Travelling spiritual healer somehow makes enough money to justify ridiculous life choices
Mystified observers remain confused about how a travelling spiritual healer who spends more than 300 days a year on the road manages to finance her carefree lifestyle despite offering literally nothing of value to society.
Self-proclaimed “soul doctor” Kathleen Scheister travels from town to town offering “shakra readjustments” out of the back of her van. Despite having no qualifications, the crystal-wielding hippie – who was born in New Zealand but considers herself “a citizen of the world” – seems perfectly comfortable describing her hobby of pressing crystals on people’s foreheads as a “vocation.”
Based on the amount she spend on petrol, organic kale, and beads, it seems to be working.
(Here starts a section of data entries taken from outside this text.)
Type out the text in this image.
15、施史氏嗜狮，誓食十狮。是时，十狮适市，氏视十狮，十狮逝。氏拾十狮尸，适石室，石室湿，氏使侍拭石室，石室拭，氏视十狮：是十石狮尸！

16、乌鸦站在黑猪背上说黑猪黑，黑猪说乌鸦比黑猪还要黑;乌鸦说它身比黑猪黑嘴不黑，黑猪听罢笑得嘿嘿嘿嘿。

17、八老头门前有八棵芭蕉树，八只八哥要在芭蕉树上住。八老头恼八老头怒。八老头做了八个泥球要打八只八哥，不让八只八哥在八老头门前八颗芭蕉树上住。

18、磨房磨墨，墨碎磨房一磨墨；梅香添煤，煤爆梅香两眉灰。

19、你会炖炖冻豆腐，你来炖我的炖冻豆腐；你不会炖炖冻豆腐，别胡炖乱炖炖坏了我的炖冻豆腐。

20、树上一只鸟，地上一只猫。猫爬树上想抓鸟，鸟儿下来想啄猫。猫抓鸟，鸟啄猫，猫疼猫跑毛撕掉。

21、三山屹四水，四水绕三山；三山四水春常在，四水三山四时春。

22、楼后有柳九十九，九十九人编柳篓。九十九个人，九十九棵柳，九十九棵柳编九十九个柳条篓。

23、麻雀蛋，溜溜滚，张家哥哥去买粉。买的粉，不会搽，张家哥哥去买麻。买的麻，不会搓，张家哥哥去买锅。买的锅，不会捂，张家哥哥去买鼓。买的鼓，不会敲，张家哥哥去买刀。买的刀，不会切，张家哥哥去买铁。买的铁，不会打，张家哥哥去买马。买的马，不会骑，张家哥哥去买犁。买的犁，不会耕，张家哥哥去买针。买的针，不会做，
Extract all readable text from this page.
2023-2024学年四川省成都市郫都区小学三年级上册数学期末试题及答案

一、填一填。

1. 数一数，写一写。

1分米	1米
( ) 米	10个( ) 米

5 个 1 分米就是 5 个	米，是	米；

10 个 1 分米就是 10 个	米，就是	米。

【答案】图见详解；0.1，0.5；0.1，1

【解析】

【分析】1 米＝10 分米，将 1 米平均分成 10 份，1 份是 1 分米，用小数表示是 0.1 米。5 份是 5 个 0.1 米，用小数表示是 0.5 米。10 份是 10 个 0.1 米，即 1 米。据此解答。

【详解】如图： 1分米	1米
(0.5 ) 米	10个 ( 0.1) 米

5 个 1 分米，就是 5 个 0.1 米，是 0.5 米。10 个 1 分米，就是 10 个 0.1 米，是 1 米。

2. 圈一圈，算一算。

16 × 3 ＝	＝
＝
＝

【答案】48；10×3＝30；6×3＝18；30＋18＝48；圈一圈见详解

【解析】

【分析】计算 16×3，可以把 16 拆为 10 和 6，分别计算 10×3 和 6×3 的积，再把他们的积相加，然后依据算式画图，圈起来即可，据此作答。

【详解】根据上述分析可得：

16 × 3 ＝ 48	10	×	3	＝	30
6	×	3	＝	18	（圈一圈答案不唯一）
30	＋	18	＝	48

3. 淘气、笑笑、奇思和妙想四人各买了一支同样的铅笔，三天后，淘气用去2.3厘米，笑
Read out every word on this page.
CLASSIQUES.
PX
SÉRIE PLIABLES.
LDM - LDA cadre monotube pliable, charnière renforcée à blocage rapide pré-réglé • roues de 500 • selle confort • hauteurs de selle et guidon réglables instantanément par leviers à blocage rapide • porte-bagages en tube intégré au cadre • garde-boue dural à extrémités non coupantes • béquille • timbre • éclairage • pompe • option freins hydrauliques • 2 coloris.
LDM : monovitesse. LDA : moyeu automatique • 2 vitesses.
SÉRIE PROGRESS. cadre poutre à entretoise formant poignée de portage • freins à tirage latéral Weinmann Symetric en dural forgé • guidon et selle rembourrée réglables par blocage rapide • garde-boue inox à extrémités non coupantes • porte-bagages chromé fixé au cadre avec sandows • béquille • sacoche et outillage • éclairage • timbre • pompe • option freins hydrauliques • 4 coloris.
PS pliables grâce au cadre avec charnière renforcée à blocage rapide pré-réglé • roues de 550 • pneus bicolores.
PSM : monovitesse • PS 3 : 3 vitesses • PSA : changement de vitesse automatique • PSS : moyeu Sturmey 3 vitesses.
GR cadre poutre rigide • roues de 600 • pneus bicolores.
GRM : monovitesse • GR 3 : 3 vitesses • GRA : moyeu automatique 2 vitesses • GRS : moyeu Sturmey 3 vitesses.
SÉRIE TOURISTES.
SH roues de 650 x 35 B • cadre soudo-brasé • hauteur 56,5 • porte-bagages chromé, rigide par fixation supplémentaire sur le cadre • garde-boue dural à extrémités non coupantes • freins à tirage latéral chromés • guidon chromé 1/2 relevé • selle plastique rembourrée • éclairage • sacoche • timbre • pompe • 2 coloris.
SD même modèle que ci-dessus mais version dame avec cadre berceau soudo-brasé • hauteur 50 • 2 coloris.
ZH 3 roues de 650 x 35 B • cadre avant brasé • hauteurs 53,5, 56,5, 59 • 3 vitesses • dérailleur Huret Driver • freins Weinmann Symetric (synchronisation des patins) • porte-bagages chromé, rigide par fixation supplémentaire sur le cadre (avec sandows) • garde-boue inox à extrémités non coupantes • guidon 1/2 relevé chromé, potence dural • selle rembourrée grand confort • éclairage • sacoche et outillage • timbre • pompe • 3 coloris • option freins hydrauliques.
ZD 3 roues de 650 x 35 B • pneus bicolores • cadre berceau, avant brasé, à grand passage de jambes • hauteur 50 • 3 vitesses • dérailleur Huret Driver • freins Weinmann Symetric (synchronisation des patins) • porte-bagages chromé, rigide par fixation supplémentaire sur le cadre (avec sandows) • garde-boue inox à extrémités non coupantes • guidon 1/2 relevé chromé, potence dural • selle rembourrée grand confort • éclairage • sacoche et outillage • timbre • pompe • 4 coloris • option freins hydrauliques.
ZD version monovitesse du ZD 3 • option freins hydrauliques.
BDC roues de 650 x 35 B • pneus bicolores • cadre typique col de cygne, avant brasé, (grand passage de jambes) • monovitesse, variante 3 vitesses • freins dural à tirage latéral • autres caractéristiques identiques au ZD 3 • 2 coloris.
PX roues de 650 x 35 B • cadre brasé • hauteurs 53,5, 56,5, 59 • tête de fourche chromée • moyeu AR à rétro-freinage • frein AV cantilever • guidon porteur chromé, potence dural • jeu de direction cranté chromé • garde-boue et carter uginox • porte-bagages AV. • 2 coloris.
“Nothing about her business model makes sense,” one of her few Instagram followers who isn’t an outspoken anti-vaxxer said. “From the evidence I’ve seen, all her customers seem to pay her in massages or yoga lessons. Yet somehow she can afford to travel the world for years on end working seven hours a week.”
With an average of six likes for every picture she posts of a purple crystal resting on an attractive young woman’s spine, it’s clear Scheister isn’t a social media influencer. But that doesn’t stop her from behaving like one.
“I just saw a post saying she’s about to embark on a ‘European tour,'” another follower told The Tragic Traveller. “What the actual fuck? Surely nobody over there is stupid enough to pay €35 for a ‘spirit cleanse’ from a college dropout, right?”
“That woman should get a real job that slowly kills her on the inside, just like the rest of us.”
At publication time, the travelling spiritual healer was magically relieving another client of pain caused by excess cash in their wallet.